Trascorsi 20 anni da allora la città è cambiata profondamente, è stato definitivamente smantellato il tessuto industriale, con la crisi irreversibile del porto, sono state operate variazioni urbanistiche colossali, con la nascita di nuovi quartieri e una selvaggia cementificazione del territorio, si è dato il via a progetti come il rigassificatore o il nuovo ospedale, è progressivamente esploso il problema dell’emergenza abitativa, oggi di estrema gravità nella nostra città, è stato realizzato un disegno di ristrutturazione degli istituti educativi che ne hanno minato la qualità e la quantità in maniera devastante, è stato dato ampio credito e spazio ad offerte di lavori precari che hanno segnato irrimediabilmente il tessuto sociale.

La risposta dei movimenti a tutto questo, e ad altro, è stata importante, tanto che oggi si contano molte strutture occupate, vari comitati di tutela della salute e dell’ambiente, un’università popolare, un mensile ed un blog di controinformazione ed un teatro,appunto, quello delle Commedie, finalmente restituito alla città, in un’ottica di apertura, circolazione di saperi, sperimentazione.

Uno dei motivi che in quel lontano 1994 spinse ad occupare il teatrino fu senz’altro la necessità di restituire alla città uno spazio di aggregazione che permettesse alle persone di instaurare e stabilire relazioni interpersonali, politiche e sociali pur mantenendo la propria individualità, un LUOGO appunto, cioè uno spazio che per sua natura è identitario e relazionale.

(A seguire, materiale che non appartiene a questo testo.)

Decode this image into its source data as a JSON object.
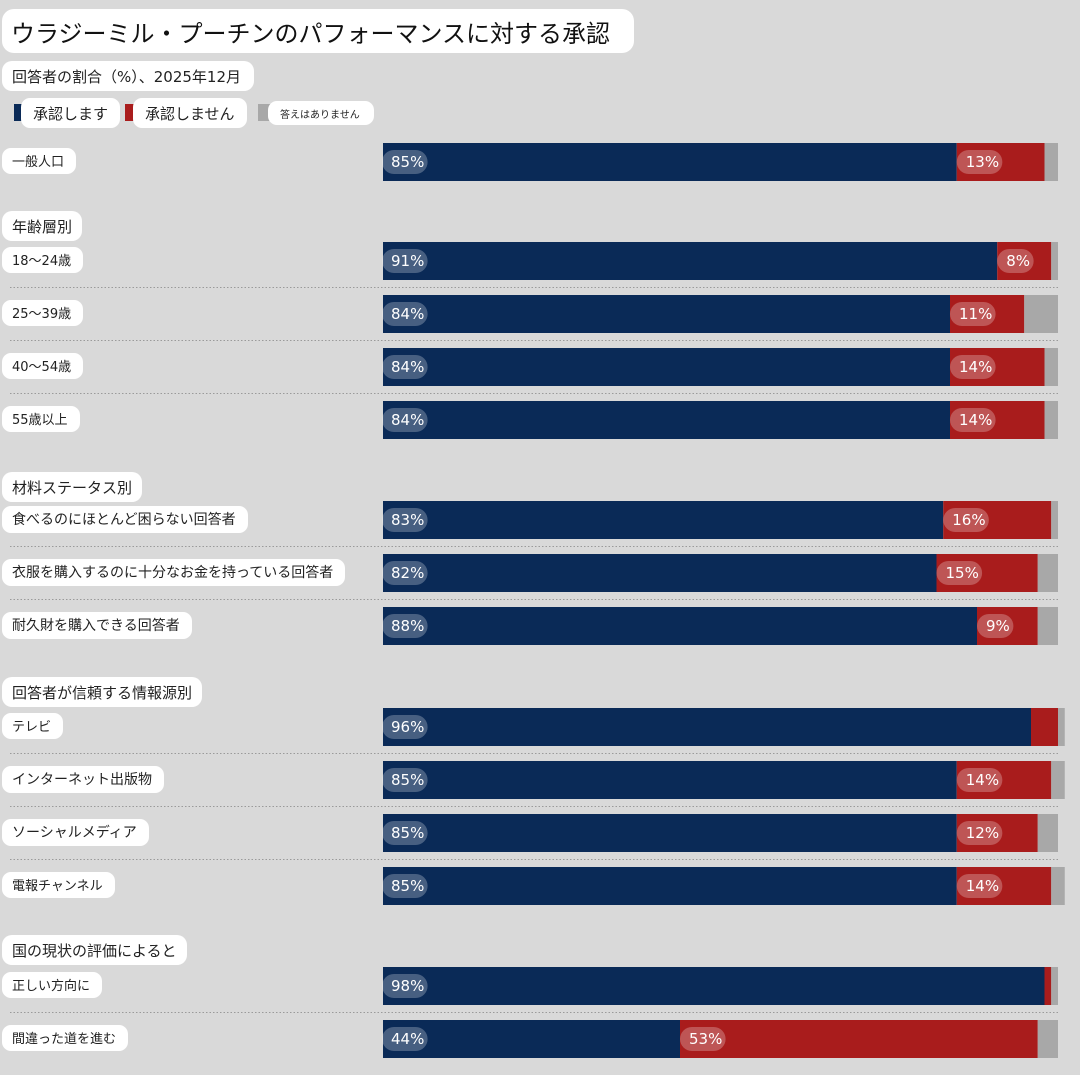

Purtroppo invece abbiamo assistito alla proliferazione di non-luoghi, di spazi anonimi senza storia e senza identità ed alla creazione dell’individuo universale e neutro (l’utente/cliente medio), nonché al continuo tentativo di distruzione dei rapporti sociali di qualsiasi tipo. Per questo motivo è indispensabile rimpossessarci della nostra città come LUOGO identitario, relazionale e storico in cui sia possibile ricostruire l’individualità di ciascuno distruggendo “l’uomo medio”, “l’essere umano generico e senza distinzioni “ creato dalla società dei consumi e dove ristabilire relazioni profonde.

Quelle relazioni in cui sia possibile riconoscersi come donne, come uomini, come persone perfettamente in grado di contribuire collettivamente alla costruzione di un futuro diverso per Livorno.

Per far questo bisogna ripartire dalla nostra storia culturale, dalla storia degli spazi cittadini.